Like the books you select, the web resources you choose should meet the guidelines established in your collection development policy. For example, if you're working with young children, you'll want to consider readability and developmentally appropriate materials.

Acceptable Use Policy

You need a policy related to acceptable use of your school or library computers. Although you might start out by quoting the ALA policy on freedom of information, you may also describe the individual's responsibility. Some schools and libraries use filters. A policy should state how these filters are used.

Licensing Policy

Many of your electronic materials have specific licensing guidelines. In other words, some subscription services must be used on library or school computers. In some cases, a password may be given to local users only. Be sure to check your subscription agreement before you open a resource to the general public.

If your policies require you to restrict access, read the links at the Remote User Authentication in Libraries.

Content Disclaimer

No matter how often you update your website, there will always be broken links and links you are unable to control.
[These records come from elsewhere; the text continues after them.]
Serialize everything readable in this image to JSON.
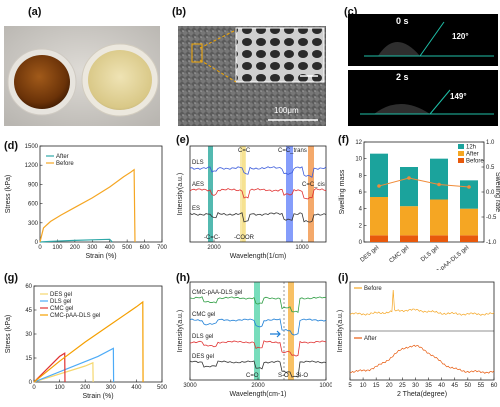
{
  "panels": {
    "a": {
      "label": "(a)"
    },
    "b": {
      "label": "(b)",
      "scalebar": "100μm"
    },
    "c": {
      "label": "(c)",
      "t0": "0 s",
      "t0_angle": "120°",
      "t2": "2 s",
      "t2_angle": "149°"
    },
    "d": {
      "label": "(d)"
    },
    "e": {
      "label": "(e)",
      "band_labels": [
        "-C=C-",
        "-COOR",
        "C=C",
        "C=C_trans",
        "C=C_cis"
      ]
    },
    "f": {
      "label": "(f)"
    },
    "g": {
      "label": "(g)"
    },
    "h": {
      "label": "(h)",
      "band_labels": [
        "C=O",
        "S-O",
        "Si-O"
      ]
    },
    "i": {
      "label": "(i)"
    }
  },
  "chart_data": [
    {
      "id": "d",
      "type": "line",
      "xlabel": "Strain (%)",
      "ylabel": "Stress (kPa)",
      "xlim": [
        0,
        700
      ],
      "ylim": [
        0,
        1500
      ],
      "xticks": [
        "0",
        "100",
        "200",
        "300",
        "400",
        "500",
        "600",
        "700"
      ],
      "yticks": [
        "0",
        "300",
        "600",
        "900",
        "1200",
        "1500"
      ],
      "legend": "top-left",
      "series": [
        {
          "name": "After",
          "color": "#2ea8a8",
          "x": [
            0,
            50,
            100,
            200,
            300,
            400,
            415
          ],
          "y": [
            0,
            8,
            15,
            25,
            34,
            42,
            0
          ]
        },
        {
          "name": "Before",
          "color": "#f5a623",
          "x": [
            0,
            20,
            60,
            120,
            200,
            300,
            400,
            480,
            520,
            540,
            545
          ],
          "y": [
            0,
            220,
            320,
            420,
            540,
            690,
            860,
            1020,
            1090,
            1130,
            0
          ]
        }
      ]
    },
    {
      "id": "e",
      "type": "line",
      "xlabel": "Wavelength(1/cm)",
      "ylabel": "Intensity(a.u.)",
      "xticks": [
        "2000",
        "1000"
      ],
      "series": [
        {
          "name": "DLS",
          "color": "#3b5bdb"
        },
        {
          "name": "AES",
          "color": "#e03131"
        },
        {
          "name": "ES",
          "color": "#333333"
        }
      ]
    },
    {
      "id": "f",
      "type": "bar",
      "ylabel": "Swelling mass",
      "ylabel2": "Swelling rate",
      "categories": [
        "DES gel",
        "CMC gel",
        "DLS gel",
        "CMC-pAA-DLS gel"
      ],
      "ylim": [
        0,
        12
      ],
      "yticks": [
        "0",
        "2",
        "4",
        "6",
        "8",
        "10",
        "12"
      ],
      "y2ticks": [
        "-1.0",
        "-0.5",
        "0.0",
        "0.5",
        "1.0"
      ],
      "legend": "top-right",
      "series": [
        {
          "name": "Before",
          "color": "#e8590c",
          "values": [
            0.8,
            0.8,
            0.8,
            0.8
          ]
        },
        {
          "name": "After",
          "color": "#f5a623",
          "values": [
            4.6,
            3.5,
            4.3,
            3.2
          ]
        },
        {
          "name": "12h",
          "color": "#1ba39c",
          "values": [
            5.2,
            4.7,
            4.9,
            3.4
          ]
        }
      ],
      "swelling_rate": [
        0.12,
        0.28,
        0.15,
        0.1
      ]
    },
    {
      "id": "g",
      "type": "line",
      "xlabel": "Strain (%)",
      "ylabel": "Stress (kPa)",
      "xlim": [
        0,
        500
      ],
      "ylim": [
        0,
        60
      ],
      "xticks": [
        "0",
        "100",
        "200",
        "300",
        "400",
        "500"
      ],
      "yticks": [
        "0",
        "15",
        "30",
        "45",
        "60"
      ],
      "legend": "top-left",
      "series": [
        {
          "name": "DES gel",
          "color": "#f5d76e",
          "x": [
            0,
            200,
            230,
            231
          ],
          "y": [
            0,
            10,
            12,
            0
          ]
        },
        {
          "name": "DLS gel",
          "color": "#4dabf7",
          "x": [
            0,
            250,
            310,
            311
          ],
          "y": [
            0,
            16,
            21,
            0
          ]
        },
        {
          "name": "CMC gel",
          "color": "#e03131",
          "x": [
            0,
            100,
            120,
            121
          ],
          "y": [
            0,
            16,
            18,
            0
          ]
        },
        {
          "name": "CMC-pAA-DLS gel",
          "color": "#f59f00",
          "x": [
            0,
            100,
            200,
            300,
            400,
            425,
            426
          ],
          "y": [
            0,
            13,
            25,
            36,
            47,
            50,
            0
          ]
        }
      ]
    },
    {
      "id": "h",
      "type": "line",
      "xlabel": "Wavelength(cm-1)",
      "ylabel": "Intensity(a.u.)",
      "xticks": [
        "3000",
        "2000",
        "1000"
      ],
      "series": [
        {
          "name": "CMC-pAA-DLS gel",
          "color": "#2f9e44"
        },
        {
          "name": "CMC gel",
          "color": "#1c7ed6"
        },
        {
          "name": "DLS gel",
          "color": "#e03131"
        },
        {
          "name": "DES gel",
          "color": "#333333"
        }
      ]
    },
    {
      "id": "i",
      "type": "line",
      "xlabel": "2 Theta(degree)",
      "ylabel": "Intensity(a.u.)",
      "xlim": [
        5,
        60
      ],
      "xticks": [
        "5",
        "10",
        "15",
        "20",
        "25",
        "30",
        "35",
        "40",
        "45",
        "50",
        "55",
        "60"
      ],
      "series": [
        {
          "name": "Before",
          "color": "#f5a623"
        },
        {
          "name": "After",
          "color": "#e8590c"
        }
      ]
    }
  ]
}
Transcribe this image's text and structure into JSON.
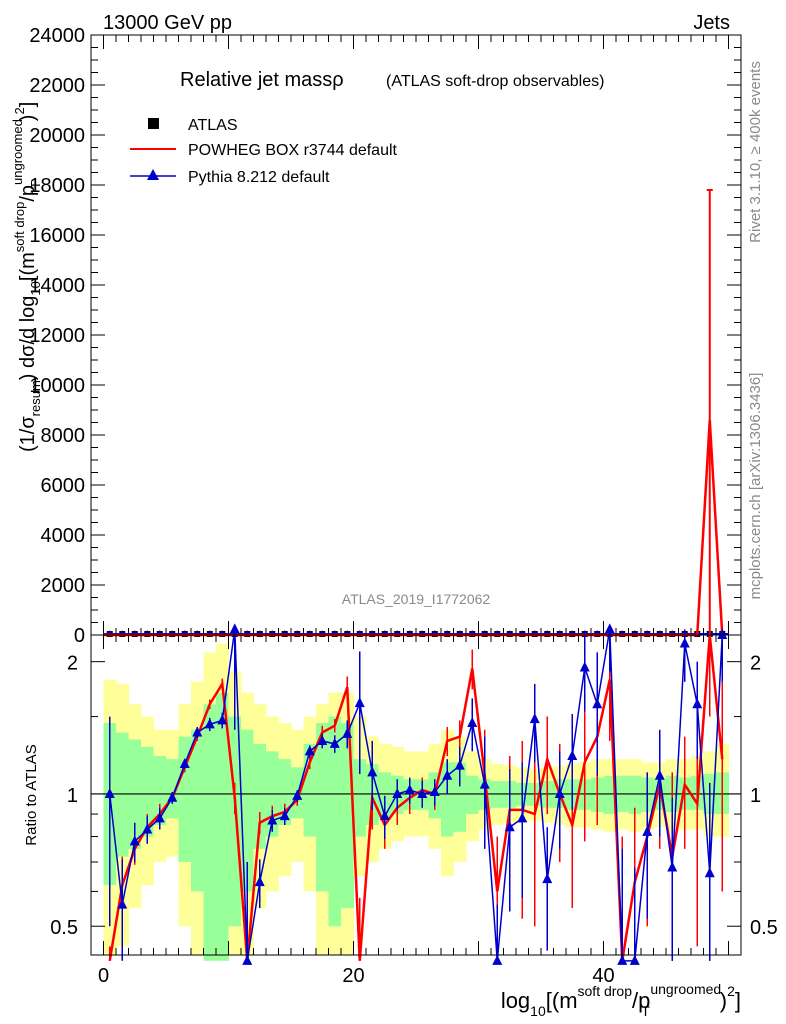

Your disclaimer should clearly state that you are responsible for the content created by your library or school, but not the external links. Always provide an email link, so people can email you broken links or content concerns.


Do your students, parents, or patrons visit your site regularly? Do they even know it exists? You need a plan for website promotion.

Read Marketing Your Organization's Web Site by J. Cravens to learn about some of the issues in site marketing. Written from the perspective of an online business, The Web Marketing Checklist: 32 Ways to Promote Your Website by R. F. Wilson contains useful strategies that can be used by libraries and other organizations.

Like any good promotion, you need a strategy to establish your client base, then keep them coming back. You might start with posters, bookmarks, demonstrations, and public service announcements to advertise your resources. Next, be sure that people know that new things are being posted all the time. Posting student projects, user comments, and other local materials are a good way to generate interest. Can you get others involved? For example, develop a relationship with a local grocery store or community group. Then, list them as sponsors for special projects.


Everyone on the school or library staff should be familiar with the content and use of the website. Although not everyone will be developing and posting pages themselves, everyone should be encouraged to play a role in the success of the materials. From content development to checking links, there are many ways staff members can help. A truly interactive website may require a number of ongoing responsibilities such as checking email, monitoring discussion groups, or checking online registrations or scheduling.

In order for staff to play an active role, you may need to set up training sessions. You can do the same with student workers. Consider very short training sessions that focus on specific topics such as using the digital camera, resizing photographs, or answering email questions.